The large Urban Co-operative
Banks(UCBs) might come only under the provisions of Banking Regulations (BR) Act
while smaller UCBs are to remain in the exclusive fold of Registrar of Co-operative
Societies (RoCS).These changes will bring forth a finale for the much debated
problem of dual control of UCBs, which has been in trend for the past 54 years.
These banks came into the scope of the RBI when some of the provisions of the
BR Act was extended to them effective from March 1996 even though RoCS remained
in power of the functioning of their boards and management.
In the revised setup, the inspection
of the UCBs will be done solely by central and those of others will be carried
out by the RoCS. But both large and small categories of UCBs will get cover
from the Deposit Insurance and the Credit Guarantee Corporation.

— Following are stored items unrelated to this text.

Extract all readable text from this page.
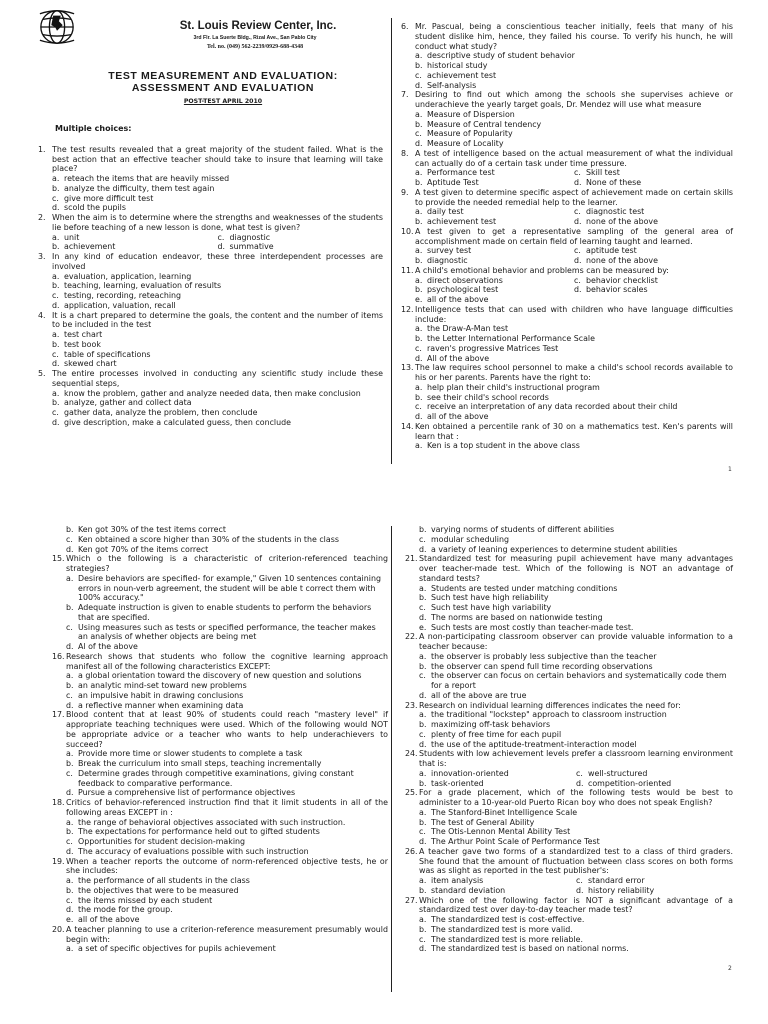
St. Louis Review Center, Inc.
3rd Flr. La Suerte Bldg., Rizal Ave., San Pablo City
Tel. no. (049) 562-2239/0929-688-4348
TEST MEASUREMENT AND EVALUATION:
ASSESSMENT AND EVALUATION
POST-TEST APRIL 2010
Multiple choices:
1. The test results revealed that a great majority of the student failed. What is the best action that an effective teacher should take to insure that learning will take place?
a. reteach the items that are heavily missed
b. analyze the difficulty, them test again
c. give more difficult test
d. scold the pupils
2. When the aim is to determine where the strengths and weaknesses of the students lie before teaching of a new lesson is done, what test is given?
a. unit	c. diagnostic
b. achievement	d. summative
3. In any kind of education endeavor, these three interdependent processes are involved
a. evaluation, application, learning
b. teaching, learning, evaluation of results
c. testing, recording, reteaching
d. application, valuation, recall
4. It is a chart prepared to determine the goals, the content and the number of items to be included in the test
a. test chart
b. test book
c. table of specifications
d. skewed chart
5. The entire processes involved in conducting any scientific study include these sequential steps,
a. know the problem, gather and analyze needed data, then make conclusion
b. analyze, gather and collect data
c. gather data, analyze the problem, then conclude
d. give description, make a calculated guess, then conclude
6. Mr. Pascual, being a conscientious teacher initially, feels that many of his student dislike him, hence, they failed his course. To verify his hunch, he will conduct what study?
a. descriptive study of student behavior
b. historical study
c. achievement test
d. Self-analysis
7. Desiring to find out which among the schools she supervises achieve or underachieve the yearly target goals, Dr. Mendez will use what measure
a. Measure of Dispersion
b. Measure of Central tendency
c. Measure of Popularity
d. Measure of Locality
8. A test of intelligence based on the actual measurement of what the individual can actually do of a certain task under time pressure.
a. Performance test	c. Skill test
b. Aptitude Test	d. None of these
9. A test given to determine specific aspect of achievement made on certain skills to provide the needed remedial help to the learner.
a. daily test	c. diagnostic test
b. achievement test	d. none of the above
10. A test given to get a representative sampling of the general area of accomplishment made on certain field of learning taught and learned.
a. survey test	c. aptitude test
b. diagnostic	d. none of the above
11. A child's emotional behavior and problems can be measured by:
a. direct observations	c. behavior checklist
b. psychological test	d. behavior scales
e. all of the above
12. Intelligence tests that can used with children who have language difficulties include:
a. the Draw-A-Man test
b. the Letter International Performance Scale
c. raven's progressive Matrices Test
d. All of the above
13. The law requires school personnel to make a child's school records available to his or her parents. Parents have the right to:
a. help plan their child's instructional program
b. see their child's school records
c. receive an interpretation of any data recorded about their child
d. all of the above
14. Ken obtained a percentile rank of 30 on a mathematics test. Ken's parents will learn that :
a. Ken is a top student in the above class
1
b. Ken got 30% of the test items correct
c. Ken obtained a score higher than 30% of the students in the class
d. Ken got 70% of the items correct
15. Which o the following is a characteristic of criterion-referenced teaching strategies?
a. Desire behaviors are specified- for example," Given 10 sentences containing errors in noun-verb agreement, the student will be able t correct them with 100% accuracy."
b. Adequate instruction is given to enable students to perform the behaviors that are specified.
c. Using measures such as tests or specified performance, the teacher makes an analysis of whether objects are being met
d. Al of the above
16. Research shows that students who follow the cognitive learning approach manifest all of the following characteristics EXCEPT:
a. a global orientation toward the discovery of new question and solutions
b. an analytic mind-set toward new problems
c. an impulsive habit in drawing conclusions
d. a reflective manner when examining data
17. Blood content that at least 90% of students could reach "mastery level" if appropriate teaching techniques were used. Which of the following would NOT be appropriate advice or a teacher who wants to help underachievers to succeed?
a. Provide more time or slower students to complete a task
b. Break the curriculum into small steps, teaching incrementally
c. Determine grades through competitive examinations, giving constant feedback to comparative performance.
d. Pursue a comprehensive list of performance objectives
18. Critics of behavior-referenced instruction find that it limit students in all of the following areas EXCEPT in :
a. the range of behavioral objectives associated with such instruction.
b. The expectations for performance held out to gifted students
c. Opportunities for student decision-making
d. The accuracy of evaluations possible with such instruction
19. When a teacher reports the outcome of norm-referenced objective tests, he or she includes:
a. the performance of all students in the class
b. the objectives that were to be measured
c. the items missed by each student
d. the mode for the group.
e. all of the above
20. A teacher planning to use a criterion-reference measurement presumably would begin with:
a. a set of specific objectives for pupils achievement
b. varying norms of students of different abilities
c. modular scheduling
d. a variety of leaning experiences to determine student abilities
21. Standardized test for measuring pupil achievement have many advantages over teacher-made test. Which of the following is NOT an advantage of standard tests?
a. Students are tested under matching conditions
b. Such test have high reliability
c. Such test have high variability
d. The norms are based on nationwide testing
e. Such tests are most costly than teacher-made test.
22. A non-participating classroom observer can provide valuable information to a teacher because:
a. the observer is probably less subjective than the teacher
b. the observer can spend full time recording observations
c. the observer can focus on certain behaviors and systematically code them for a report
d. all of the above are true
23. Research on individual learning differences indicates the need for:
a. the traditional "lockstep" approach to classroom instruction
b. maximizing off-task behaviors
c. plenty of free time for each pupil
d. the use of the aptitude-treatment-interaction model
24. Students with low achievement levels prefer a classroom learning environment that is:
a. innovation-oriented	c. well-structured
b. task-oriented	d. competition-oriented
25. For a grade placement, which of the following tests would be best to administer to a 10-year-old Puerto Rican boy who does not speak English?
a. The Stanford-Binet Intelligence Scale
b. The test of General Ability
c. The Otis-Lennon Mental Ability Test
d. The Arthur Point Scale of Performance Test
26. A teacher gave two forms of a standardized test to a class of third graders. She found that the amount of fluctuation between class scores on both forms was as slight as reported in the test publisher's:
a. item analysis	c. standard error
b. standard deviation	d. history reliability
27. Which one of the following factor is NOT a significant advantage of a standardized test over day-to-day teacher made test?
a. The standardized test is cost-effective.
b. The standardized test is more valid.
c. The standardized test is more reliable.
d. The standardized test is based on national norms.
2
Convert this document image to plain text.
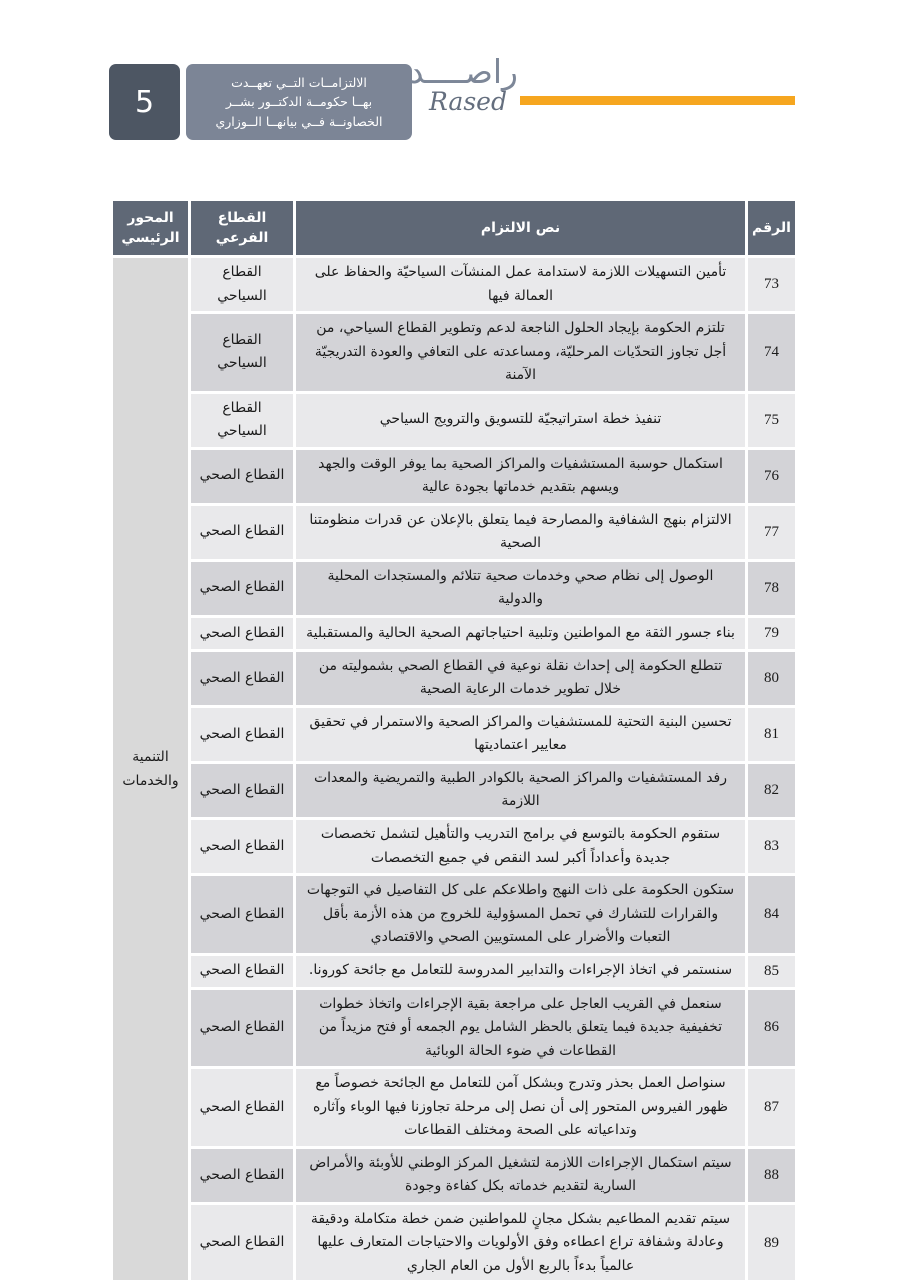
5
الالتزامــات التــي تعهــدت
بهــا حكومــة الدكتــور بشــر
الخصاونــة فــي بيانهــا الــوزاري
راصــــد
Rased
الرقم	نص الالتزام	القطاع الفرعي	المحور الرئيسي
73	تأمين التسهيلات اللازمة لاستدامة عمل المنشآت السياحيّة والحفاظ على العمالة فيها	القطاع السياحي	التنمية والخدمات
74	تلتزم الحكومة بإيجاد الحلول الناجعة لدعم وتطوير القطاع السياحي، من أجل تجاوز التحدّيات المرحليّة، ومساعدته على التعافي والعودة التدريجيّة الآمنة	القطاع السياحي	
75	تنفيذ خطة استراتيجيّة للتسويق والترويج السياحي	القطاع السياحي	
76	استكمال حوسبة المستشفيات والمراكز الصحية بما يوفر الوقت والجهد ويسهم بتقديم خدماتها بجودة عالية	القطاع الصحي	
77	الالتزام بنهج الشفافية والمصارحة فيما يتعلق بالإعلان عن قدرات منظومتنا الصحية	القطاع الصحي	
78	الوصول إلى نظام صحي وخدمات صحية تتلائم والمستجدات المحلية والدولية	القطاع الصحي	
79	بناء جسور الثقة مع المواطنين وتلبية احتياجاتهم الصحية الحالية والمستقبلية	القطاع الصحي	
80	تتطلع الحكومة إلى إحداث نقلة نوعية في القطاع الصحي بشموليته من خلال تطوير خدمات الرعاية الصحية	القطاع الصحي	
81	تحسين البنية التحتية للمستشفيات والمراكز الصحية والاستمرار في تحقيق معايير اعتماديتها	القطاع الصحي	
82	رفد المستشفيات والمراكز الصحية بالكوادر الطبية والتمريضية والمعدات اللازمة	القطاع الصحي	
83	ستقوم الحكومة بالتوسع في برامج التدريب والتأهيل لتشمل تخصصات جديدة وأعداداً أكبر لسد النقص في جميع التخصصات	القطاع الصحي	
84	ستكون الحكومة على ذات النهج واطلاعكم على كل التفاصيل في التوجهات والقرارات للتشارك في تحمل المسؤولية للخروج من هذه الأزمة بأقل التعبات والأضرار على المستويين الصحي والاقتصادي	القطاع الصحي	
85	سنستمر في اتخاذ الإجراءات والتدابير المدروسة للتعامل مع جائحة كورونا.	القطاع الصحي	
86	سنعمل في القريب العاجل على مراجعة بقية الإجراءات واتخاذ خطوات تخفيفية جديدة فيما يتعلق بالحظر الشامل يوم الجمعه أو فتح مزيداً من القطاعات في ضوء الحالة الوبائية	القطاع الصحي	
87	سنواصل العمل بحذر وتدرج وبشكل آمن للتعامل مع الجائحة خصوصاً مع ظهور الفيروس المتحور إلى أن نصل إلى مرحلة تجاوزنا فيها الوباء وآثاره وتداعياته على الصحة ومختلف القطاعات	القطاع الصحي	
88	سيتم استكمال الإجراءات اللازمة لتشغيل المركز الوطني للأوبئة والأمراض السارية لتقديم خدماته بكل كفاءة وجودة	القطاع الصحي	
89	سيتم تقديم المطاعيم بشكل مجانٍ للمواطنين ضمن خطة متكاملة ودقيقة وعادلة وشفافة تراع اعطاءه وفق الأولويات والاحتياجات المتعارف عليها عالمياً بدءاً بالربع الأول من العام الجاري	القطاع الصحي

The new framework will affect
1551 UCBs which had a total business of 7.36 trillion Rupees according to the
last consolidated RBI’s report on Trend and Progress of banking in India,
2017-2018, out of which 4.56 trillion Rupees were deposits and 2.80 trillion in
advances.
A source has told the Business
Standard that the RBI and the Ministry of Finance are in advance talks and any changes are yet to be include in the
unnamed(as of now) Bill. The Bill is likely to be introduced in this session of
parliament. The Dual regulation is expected to go off with this bill. The
ministry handling the UCBs is the Ministry of Agriculture and the state
governments also have some say.
Attention has been drawn to the fact
that, the suggestion by R Gandhi Committee (2005), which set the threshold of
business size of Rs.20000 crore for conversion into commercial bank could be
revisited and even those below this point may be brought under the BR Act. This
is also in line with the committees view with a slight degree of difference
that such a conversion need not be made for a particular day and UCB’s growth
in terms of branches, area of operation and business line can be marked to
restricted unrestrained growth.
The larger UCBs have no option
but to convert into a scheduled commercial bank over a period of time. The
conversion into a small finance bank(SFB) is out of scope due to the
restrictions under the licence terms, which in turns restricts the ticket size
of loans and nature of business they can undertake.
The RBI has given the UCBs access
to its Central repository of information on large credits as an attempt to make
the database available to a larger audience in financial sector stakeholders, meanwhile
indicating what is in store for the UCBs. The UCBs which are to come fully
under the BR Act will be subjected to Basel III guidelines ,as of now they are
under the Basel I guidelines. The only conversion till date of a UCB into a
commercial bank is of DCB bank in 1996 which was not a forced one.